A little fear is healthy, right?
Maybe it sounds silly, but after getting back from an amazing vacation, I immediately switched back in to my stressed out, fear mode. I'm not busy enough, I'm not eating right, I'm not going to ever see anything that beautiful and amazing again... I've already lived the best years of my life.
That's too much fear. The reality is I'm not busy enough. I'm getting there, but I'm not working as much as I would like to be working. I'm alright though.
As for eating right: I've been on vacation. Give me a break, okay brain? Okay. I'm back to my normal routine, I'll go get some greens today, and I'll stop eating so much chocolate.
Those fears are diminished, but the other fears are going to take a little more work. Traveling is expensive. The plane tickets alone for most travel experiences are crazy prices, and add in the cost of living... it's a tough pill to swallow. How am I ever going to afford doing something like this?
This feeds my fear of having lived the best years of my life. What if I'm not successful? I'm about to spend a lot of money on school, in a career field that has a ton of growth potential, but I'm really, honestly scared I won't be successful in it. I've never failed in a way that has been life-altering. Don't get me wrong, not everything I have tried has been a wild success (let's take a look at my current work situation. About half of it is going really well). What if my ultimate failure is the simple fact I'm never going to accomplish anything greater than I already have?
This is where resiliency and hope have a huge role in my life. Hope it self is a great motivator. Hope is what makes a person push forward in the face of some heavy fears. Hope is one of the key elements that differentiates between success and failure. I have hope. Someone has been standing over my shoulder (parents, professors, partner) saying "I believe in you, and I believe what you are doing is worthwhile". That support is invaluable.
I think resiliency is born out of hope. The more hope one has, the more that person is able to think of set-backs as temporary, not as failures. I'm thinking about children, and how I want to raise my (very) future off-spring. The psychology buzz word of child-rearing is currently "resiliency". There are books about it, and there are parenting classes and information that can make the mind dizzy. I'm pretty certain there has to be hope to create resiliency though, and with out, even the most educated person can't raise a child who is resilient.
I'm going to put those fears aside for now.
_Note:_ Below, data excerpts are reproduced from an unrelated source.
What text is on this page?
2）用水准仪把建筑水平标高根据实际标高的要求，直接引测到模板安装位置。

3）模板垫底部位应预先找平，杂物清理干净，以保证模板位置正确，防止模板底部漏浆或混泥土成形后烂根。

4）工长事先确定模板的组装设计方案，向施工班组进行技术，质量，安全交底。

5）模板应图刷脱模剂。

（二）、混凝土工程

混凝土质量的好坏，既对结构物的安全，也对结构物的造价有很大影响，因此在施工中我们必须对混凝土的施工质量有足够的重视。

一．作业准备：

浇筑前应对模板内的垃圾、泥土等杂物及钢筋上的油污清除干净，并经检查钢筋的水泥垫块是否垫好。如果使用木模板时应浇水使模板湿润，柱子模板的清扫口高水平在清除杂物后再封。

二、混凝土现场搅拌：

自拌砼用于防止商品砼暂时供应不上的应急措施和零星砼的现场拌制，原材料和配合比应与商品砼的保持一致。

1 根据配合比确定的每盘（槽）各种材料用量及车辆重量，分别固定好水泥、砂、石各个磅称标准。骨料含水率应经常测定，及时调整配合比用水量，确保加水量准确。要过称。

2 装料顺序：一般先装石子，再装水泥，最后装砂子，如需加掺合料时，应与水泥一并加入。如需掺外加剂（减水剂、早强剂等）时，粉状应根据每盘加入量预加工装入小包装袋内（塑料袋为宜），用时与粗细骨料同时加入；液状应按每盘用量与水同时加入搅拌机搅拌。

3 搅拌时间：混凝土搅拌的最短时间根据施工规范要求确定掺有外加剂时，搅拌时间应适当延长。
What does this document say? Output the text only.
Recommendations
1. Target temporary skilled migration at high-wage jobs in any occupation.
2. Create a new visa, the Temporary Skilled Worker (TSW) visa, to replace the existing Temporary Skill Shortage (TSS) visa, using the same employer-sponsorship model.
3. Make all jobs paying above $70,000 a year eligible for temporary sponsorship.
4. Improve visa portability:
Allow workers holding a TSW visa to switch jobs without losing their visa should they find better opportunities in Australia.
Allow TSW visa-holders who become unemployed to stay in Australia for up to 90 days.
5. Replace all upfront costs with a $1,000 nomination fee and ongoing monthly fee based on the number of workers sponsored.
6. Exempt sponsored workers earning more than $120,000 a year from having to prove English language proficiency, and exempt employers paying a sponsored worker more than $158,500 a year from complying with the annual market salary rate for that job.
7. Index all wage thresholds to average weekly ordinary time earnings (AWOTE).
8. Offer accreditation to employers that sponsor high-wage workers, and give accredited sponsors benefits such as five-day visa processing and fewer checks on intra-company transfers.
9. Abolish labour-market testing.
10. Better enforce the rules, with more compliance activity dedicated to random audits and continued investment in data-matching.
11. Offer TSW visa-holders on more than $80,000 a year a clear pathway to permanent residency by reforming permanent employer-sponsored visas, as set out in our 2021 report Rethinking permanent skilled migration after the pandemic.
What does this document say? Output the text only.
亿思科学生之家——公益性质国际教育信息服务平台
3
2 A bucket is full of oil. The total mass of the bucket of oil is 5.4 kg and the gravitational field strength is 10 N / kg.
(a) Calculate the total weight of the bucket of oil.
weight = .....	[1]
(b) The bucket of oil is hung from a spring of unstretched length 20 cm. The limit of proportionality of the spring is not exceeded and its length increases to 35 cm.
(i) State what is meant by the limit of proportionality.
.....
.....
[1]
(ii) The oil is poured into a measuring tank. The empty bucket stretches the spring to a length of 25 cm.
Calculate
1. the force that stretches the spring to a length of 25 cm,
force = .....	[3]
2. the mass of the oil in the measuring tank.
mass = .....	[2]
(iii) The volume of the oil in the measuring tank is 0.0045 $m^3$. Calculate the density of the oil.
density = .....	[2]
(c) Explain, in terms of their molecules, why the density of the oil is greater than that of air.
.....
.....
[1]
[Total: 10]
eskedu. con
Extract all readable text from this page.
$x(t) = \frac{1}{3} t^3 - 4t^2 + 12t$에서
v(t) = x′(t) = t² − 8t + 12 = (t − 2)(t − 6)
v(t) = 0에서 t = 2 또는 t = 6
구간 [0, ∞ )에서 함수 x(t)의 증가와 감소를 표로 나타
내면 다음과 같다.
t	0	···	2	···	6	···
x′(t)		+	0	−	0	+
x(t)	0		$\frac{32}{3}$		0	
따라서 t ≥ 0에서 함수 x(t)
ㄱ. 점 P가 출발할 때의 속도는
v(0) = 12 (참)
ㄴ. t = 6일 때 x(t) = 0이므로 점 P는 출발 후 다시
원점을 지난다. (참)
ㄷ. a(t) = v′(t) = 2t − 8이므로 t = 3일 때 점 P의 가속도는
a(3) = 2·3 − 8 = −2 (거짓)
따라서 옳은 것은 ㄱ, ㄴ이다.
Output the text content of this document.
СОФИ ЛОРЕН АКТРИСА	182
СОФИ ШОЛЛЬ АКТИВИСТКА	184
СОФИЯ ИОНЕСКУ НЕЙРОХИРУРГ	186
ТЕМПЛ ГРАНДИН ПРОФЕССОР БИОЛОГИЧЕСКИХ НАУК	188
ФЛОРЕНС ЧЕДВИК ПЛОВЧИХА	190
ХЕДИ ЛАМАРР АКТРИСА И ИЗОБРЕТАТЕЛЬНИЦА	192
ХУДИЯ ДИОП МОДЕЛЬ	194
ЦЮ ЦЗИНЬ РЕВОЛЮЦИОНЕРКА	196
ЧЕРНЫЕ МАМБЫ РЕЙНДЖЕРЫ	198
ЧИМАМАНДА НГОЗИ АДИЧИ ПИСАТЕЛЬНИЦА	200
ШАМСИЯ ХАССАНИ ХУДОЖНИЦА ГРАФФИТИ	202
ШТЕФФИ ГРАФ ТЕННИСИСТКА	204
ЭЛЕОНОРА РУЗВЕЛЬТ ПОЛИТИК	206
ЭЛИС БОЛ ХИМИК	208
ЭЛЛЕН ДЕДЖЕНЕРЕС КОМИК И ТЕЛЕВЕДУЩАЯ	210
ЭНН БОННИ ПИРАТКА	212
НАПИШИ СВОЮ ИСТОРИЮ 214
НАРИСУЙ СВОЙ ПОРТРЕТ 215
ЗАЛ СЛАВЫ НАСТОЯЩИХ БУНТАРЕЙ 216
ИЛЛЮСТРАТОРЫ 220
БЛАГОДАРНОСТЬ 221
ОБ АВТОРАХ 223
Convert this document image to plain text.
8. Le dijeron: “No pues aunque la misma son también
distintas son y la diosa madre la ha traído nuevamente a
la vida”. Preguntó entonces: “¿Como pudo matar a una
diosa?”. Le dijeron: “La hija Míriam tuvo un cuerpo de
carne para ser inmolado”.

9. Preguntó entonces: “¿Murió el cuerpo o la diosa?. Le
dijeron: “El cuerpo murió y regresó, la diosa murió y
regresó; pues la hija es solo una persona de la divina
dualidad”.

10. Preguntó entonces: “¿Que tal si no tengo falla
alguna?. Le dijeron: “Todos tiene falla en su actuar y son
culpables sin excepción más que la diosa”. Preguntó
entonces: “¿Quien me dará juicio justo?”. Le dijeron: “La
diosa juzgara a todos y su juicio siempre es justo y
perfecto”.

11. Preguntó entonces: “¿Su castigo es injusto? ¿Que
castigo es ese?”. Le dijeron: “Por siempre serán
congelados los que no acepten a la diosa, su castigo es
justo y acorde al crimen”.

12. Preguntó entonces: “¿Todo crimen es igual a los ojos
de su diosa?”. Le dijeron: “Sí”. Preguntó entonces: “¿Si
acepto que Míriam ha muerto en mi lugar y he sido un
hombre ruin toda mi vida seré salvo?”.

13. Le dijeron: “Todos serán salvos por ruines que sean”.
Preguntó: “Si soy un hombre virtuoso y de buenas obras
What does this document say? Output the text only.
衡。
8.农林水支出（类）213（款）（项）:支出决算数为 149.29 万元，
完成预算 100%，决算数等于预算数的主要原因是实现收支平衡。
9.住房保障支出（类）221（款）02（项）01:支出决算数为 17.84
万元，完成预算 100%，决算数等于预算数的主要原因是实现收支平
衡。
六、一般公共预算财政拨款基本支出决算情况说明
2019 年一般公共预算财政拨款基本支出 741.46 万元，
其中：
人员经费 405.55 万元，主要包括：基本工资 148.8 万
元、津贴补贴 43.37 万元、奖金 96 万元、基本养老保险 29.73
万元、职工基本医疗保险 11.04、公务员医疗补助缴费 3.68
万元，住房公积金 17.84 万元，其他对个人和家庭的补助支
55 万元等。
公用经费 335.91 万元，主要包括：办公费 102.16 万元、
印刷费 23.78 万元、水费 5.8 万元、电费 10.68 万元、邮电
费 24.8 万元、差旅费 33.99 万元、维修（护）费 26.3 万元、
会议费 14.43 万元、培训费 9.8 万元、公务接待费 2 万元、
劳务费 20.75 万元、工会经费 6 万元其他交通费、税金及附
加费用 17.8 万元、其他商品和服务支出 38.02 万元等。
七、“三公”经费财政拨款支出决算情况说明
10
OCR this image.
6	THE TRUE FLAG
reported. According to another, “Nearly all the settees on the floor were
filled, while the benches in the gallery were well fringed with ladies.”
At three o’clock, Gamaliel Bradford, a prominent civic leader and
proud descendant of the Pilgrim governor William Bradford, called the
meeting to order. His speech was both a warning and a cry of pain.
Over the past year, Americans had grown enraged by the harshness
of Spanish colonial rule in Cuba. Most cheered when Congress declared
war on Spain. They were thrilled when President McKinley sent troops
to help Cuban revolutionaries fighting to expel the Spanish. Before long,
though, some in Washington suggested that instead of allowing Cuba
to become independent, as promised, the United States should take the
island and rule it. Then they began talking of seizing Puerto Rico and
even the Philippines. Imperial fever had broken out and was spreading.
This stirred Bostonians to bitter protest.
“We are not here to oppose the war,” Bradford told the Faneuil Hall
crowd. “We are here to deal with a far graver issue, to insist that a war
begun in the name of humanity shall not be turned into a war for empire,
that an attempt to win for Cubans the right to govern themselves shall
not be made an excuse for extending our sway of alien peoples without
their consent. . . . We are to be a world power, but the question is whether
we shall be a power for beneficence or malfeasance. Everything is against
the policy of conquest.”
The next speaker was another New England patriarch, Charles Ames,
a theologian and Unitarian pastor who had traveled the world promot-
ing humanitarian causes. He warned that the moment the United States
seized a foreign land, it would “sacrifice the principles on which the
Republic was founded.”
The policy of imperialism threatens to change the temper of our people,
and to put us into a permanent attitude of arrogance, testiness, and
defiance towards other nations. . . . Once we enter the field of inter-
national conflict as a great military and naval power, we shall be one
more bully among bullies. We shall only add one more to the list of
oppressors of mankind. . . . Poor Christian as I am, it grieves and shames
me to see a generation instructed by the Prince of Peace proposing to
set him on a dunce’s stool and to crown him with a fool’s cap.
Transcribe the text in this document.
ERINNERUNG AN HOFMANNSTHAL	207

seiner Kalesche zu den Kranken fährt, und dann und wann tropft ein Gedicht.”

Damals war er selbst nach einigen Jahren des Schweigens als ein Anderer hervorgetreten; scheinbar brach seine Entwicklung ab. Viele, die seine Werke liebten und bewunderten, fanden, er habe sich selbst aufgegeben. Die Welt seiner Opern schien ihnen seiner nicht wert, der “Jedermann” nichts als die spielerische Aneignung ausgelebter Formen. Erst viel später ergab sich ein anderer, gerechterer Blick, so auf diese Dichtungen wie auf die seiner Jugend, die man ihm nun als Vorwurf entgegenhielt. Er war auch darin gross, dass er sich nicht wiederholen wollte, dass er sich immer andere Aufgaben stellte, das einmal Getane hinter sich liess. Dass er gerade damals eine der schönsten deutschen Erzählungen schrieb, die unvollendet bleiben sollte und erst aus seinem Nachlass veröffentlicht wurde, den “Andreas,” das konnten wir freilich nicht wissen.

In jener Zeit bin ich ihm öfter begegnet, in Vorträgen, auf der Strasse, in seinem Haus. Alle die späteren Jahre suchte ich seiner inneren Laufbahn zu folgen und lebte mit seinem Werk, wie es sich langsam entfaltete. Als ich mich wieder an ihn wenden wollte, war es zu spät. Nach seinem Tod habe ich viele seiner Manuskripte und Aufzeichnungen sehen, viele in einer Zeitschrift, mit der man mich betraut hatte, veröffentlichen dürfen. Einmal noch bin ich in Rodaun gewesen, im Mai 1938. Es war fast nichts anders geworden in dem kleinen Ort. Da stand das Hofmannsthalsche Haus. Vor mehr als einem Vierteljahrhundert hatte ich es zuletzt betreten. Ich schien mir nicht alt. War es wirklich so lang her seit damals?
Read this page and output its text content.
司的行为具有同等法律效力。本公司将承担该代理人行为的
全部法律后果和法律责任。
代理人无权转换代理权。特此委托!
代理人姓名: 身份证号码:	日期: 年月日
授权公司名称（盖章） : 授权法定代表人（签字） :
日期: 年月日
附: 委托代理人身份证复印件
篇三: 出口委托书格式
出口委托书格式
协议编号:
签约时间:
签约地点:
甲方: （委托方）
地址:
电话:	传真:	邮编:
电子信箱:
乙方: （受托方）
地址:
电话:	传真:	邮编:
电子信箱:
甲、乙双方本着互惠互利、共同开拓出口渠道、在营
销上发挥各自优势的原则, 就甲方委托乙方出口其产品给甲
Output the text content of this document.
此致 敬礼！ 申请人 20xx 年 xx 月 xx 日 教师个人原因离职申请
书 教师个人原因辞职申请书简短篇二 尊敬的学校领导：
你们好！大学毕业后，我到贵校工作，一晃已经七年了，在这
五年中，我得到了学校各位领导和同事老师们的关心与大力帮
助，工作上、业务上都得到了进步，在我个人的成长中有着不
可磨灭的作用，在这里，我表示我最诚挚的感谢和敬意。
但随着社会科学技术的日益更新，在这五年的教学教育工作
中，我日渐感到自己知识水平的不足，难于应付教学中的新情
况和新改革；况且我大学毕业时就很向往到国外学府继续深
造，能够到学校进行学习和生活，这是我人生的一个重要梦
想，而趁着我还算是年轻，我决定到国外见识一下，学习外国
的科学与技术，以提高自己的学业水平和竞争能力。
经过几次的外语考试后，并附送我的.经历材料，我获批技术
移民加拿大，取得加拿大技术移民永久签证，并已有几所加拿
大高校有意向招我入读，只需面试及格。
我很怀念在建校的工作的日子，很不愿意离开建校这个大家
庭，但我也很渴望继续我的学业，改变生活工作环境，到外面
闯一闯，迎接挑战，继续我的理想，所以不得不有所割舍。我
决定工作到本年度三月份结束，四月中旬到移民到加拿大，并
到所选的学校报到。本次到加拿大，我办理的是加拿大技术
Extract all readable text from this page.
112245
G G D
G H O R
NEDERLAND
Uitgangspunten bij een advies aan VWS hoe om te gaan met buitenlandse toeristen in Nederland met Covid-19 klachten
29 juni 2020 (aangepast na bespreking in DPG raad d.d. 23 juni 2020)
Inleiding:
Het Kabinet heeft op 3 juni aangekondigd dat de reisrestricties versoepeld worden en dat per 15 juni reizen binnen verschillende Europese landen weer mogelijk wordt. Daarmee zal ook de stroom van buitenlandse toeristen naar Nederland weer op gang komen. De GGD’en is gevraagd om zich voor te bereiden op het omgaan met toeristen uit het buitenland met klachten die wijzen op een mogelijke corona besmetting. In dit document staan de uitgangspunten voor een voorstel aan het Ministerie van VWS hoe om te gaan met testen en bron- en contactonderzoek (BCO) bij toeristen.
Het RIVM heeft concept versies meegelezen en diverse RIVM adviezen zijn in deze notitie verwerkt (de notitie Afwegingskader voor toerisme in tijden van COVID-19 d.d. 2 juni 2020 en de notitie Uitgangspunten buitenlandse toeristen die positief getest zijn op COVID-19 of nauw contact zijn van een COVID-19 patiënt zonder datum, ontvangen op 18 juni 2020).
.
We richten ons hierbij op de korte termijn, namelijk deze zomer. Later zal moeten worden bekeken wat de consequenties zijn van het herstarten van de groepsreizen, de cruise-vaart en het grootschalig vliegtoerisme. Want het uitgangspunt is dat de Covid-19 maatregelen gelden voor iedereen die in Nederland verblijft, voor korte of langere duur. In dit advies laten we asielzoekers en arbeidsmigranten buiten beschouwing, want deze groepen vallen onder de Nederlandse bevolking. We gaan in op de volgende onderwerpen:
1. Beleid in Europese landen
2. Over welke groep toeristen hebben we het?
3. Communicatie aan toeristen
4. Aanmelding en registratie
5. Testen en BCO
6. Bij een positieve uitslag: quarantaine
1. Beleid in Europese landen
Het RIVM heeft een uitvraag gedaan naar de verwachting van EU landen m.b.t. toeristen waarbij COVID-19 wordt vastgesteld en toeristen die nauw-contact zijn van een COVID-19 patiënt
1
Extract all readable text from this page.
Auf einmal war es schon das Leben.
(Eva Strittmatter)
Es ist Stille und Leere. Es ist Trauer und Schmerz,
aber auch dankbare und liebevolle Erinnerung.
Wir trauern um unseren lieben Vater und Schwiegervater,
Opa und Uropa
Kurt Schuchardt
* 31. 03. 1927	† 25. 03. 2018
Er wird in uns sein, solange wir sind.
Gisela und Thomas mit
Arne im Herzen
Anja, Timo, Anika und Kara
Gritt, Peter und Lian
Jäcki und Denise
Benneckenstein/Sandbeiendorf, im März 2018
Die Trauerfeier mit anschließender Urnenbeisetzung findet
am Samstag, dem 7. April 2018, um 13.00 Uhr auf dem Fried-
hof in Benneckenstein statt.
I've ruminated on them, and I have a few ideas for making certain they don't come true. Putting fear aside isn't an easy task. My own personal method is to create a series of steps to make certain the thing that makes me scared doesn't come true. This time around, research is going to be the key. If I know there is work in my career field, I'm a lot less fearful.
The other ingredient to putting aside fear: giving other people hope. I'm in a great place to do that now, particularly with the work I do. Taking a little pain away gives people a lot of hope, whether it is physical or psychological, and I'm capable (just ask my mama). Taking the time to step out of my own self-induced drama really gives me a little perspective on the things that really matter. Giving love and hope brings it all back around, doesn't it?
Let me know if you need some hope. I have some to share.